Jupyter notebooks have become incredibly popular amongst data scientists and general users of Python & R. While Jupyter framework is liberal and lets you be creative, it would benefit you and your team and readers if you define a structure and follow it. From my experience in developer evangelism and from authoring public facing notebooks for the last 3 years, below is my take on recommend patterns for writing data science samples using Jupyter Notebooks.
Use headings and markdown lavishly
Start your notebook with Heading level 1 and give it a title. Follow it with a narrative of what the notebook aims to do, where the data is sourced from and what the user can expect by the end of it.
Break down your notebook into smaller parts and use Heading levels 2, 3, 4… for hierarchy of topics and sub-topics. A notebook should ideally have just one Heading level 1, under which multiple levels 2, 3… are nested.
Insert a Table of Contents after your executive summary, so the reader can glance at your work without having to scroll a lot. You can auto insert ToC (and keep them up to date) with Jupyter notebook extensions.
Embed images. Use different typography (bold, italic, code) to highlight pieces of text
Use LaTex for equations
Here is a cheat sheet with common LaTex symbols. Insert them inline within two-dollar signs $…$. Insert multi-line equations within $$…$$ (double dollar signs).
Break longer segments of code into multiple cells
Try to keep your code cells as short as possible. Break them up by adding markdown cells in between and add explanatory text. A cell for a single line of code is too short, a cell with over 15 lines of code is too many.
Plot profusely
Matplotlib is great, but checkout higher level plotting libraries like Seaborn, `Pandas.DataFrame.plot()` before you settle for matplotlib. Use `plt.tight_layout()` to auto size your plots to fit the notebook.
Use subplots when you want to show a grid of plots. And finally, ensure your plots have legend, title, axes names and discernable symbols.
Coding standards for your Python snippets
snake_name_your_variables instead of camelCasingYourVariables and function names. (You use underscores to separate words, instead of cases). An exception is Class Names where you use CamelCasing and start with capital case. Writing Python quite a bit? Invest some time to look at https://pep8.org/. Your code reviewers and readers will love you.
Do all imports at the top of the notebook. This way reader knows what libraries are used and can ensure their environment is ready.
Name variables such that they don’t clobber built-ins. For instance, call your map object as `map1`, `map2` instead of `map` which will hide built-in `map()` function. Don’t call your variables as `dict` or `list` which will hide built-in data structures of same name.
Round numbers for display purposes. You can quickly round your DataFrames during display by calling the DataFrame_obj.round() method. For instance: `usa_house_scaled.describe().round(3)` will display your numeric columns in your DataFrame rounded to 3 decimal digits.
Be explicit about uncommon libraries that you use in the notebook
It is generally a good practice to import all your dependencies at the beginning of your script. However, in the notebook medium, you might prefer to import them as and when necessary, in order to explain your work better.
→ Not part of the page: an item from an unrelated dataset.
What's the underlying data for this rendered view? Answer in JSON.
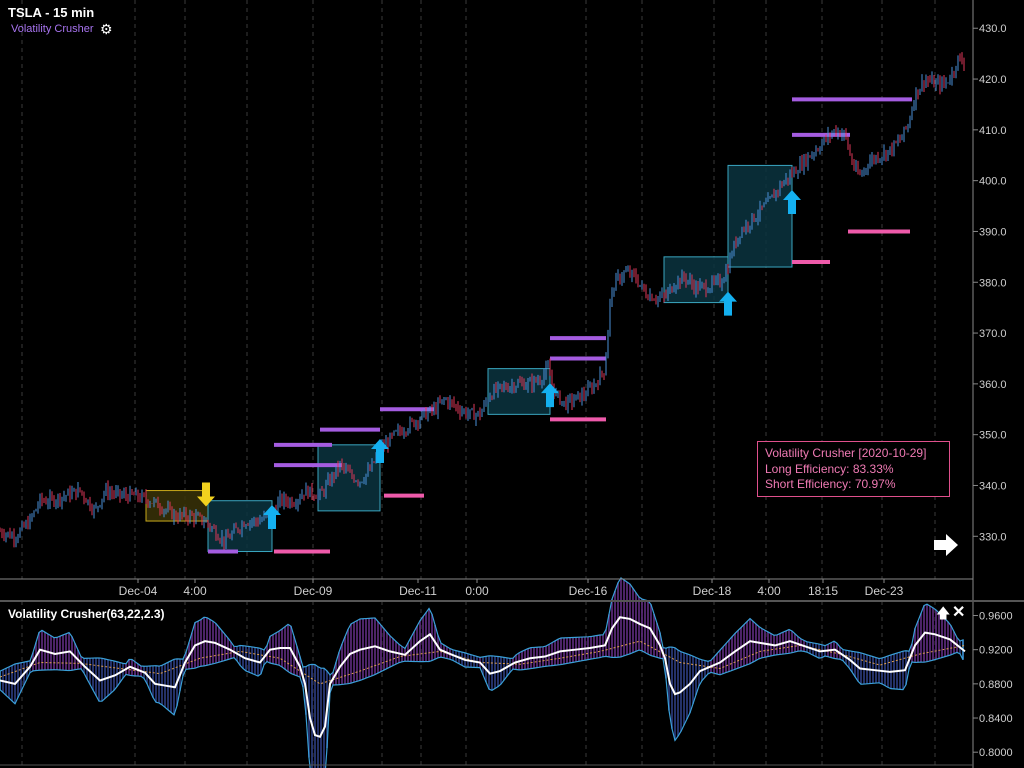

This is especially true if you import a lot of dependencies at the function level. If you use a library that is not shipped with base anaconda, then the user has to run install steps and relaunch the notebook. Hence, make this explicit at the beginning of the notebook as shown below:
Example structure of your data science notebook
By and large, structure your notebook as would a paper for a scientific journal.
Heading 1: Title: Cover the narrative / abstract. Include a ToC
Heading 2: Get data: Import libraries, search for and get required data sets.
Heading 2: Exploratory data analysis: Use maps and charts lavishly to show different aspects of the data.
Heading 2: Feature engineering: Use pandas and other libraries to prepare your data for training. After each significant transformation, show previews of your data by printing the first 3 or 5 records of your DataFrame
Heading 2: Analysis: Perform analysis, build and train models. Heading 3: Evaluation: Evaluate model. Bring out if assumptions are met using both charts and metrics. Run predictions, evaluate results using both charts and metrics. Use more than 1 metric for evaluation.
Heading 2: Act on the analysis: Persist the results, either by writing to disk or publishing them to the web. Elucidate with maps, charts as applicable. If you built a prediction model, publish it as a web tool (REST API). If you built an explanatory notebook, publish it as an article / report.
Heading 2: Conclusion: Summarize your work. Start from your problem statement, the approach you followed and the results you obtained.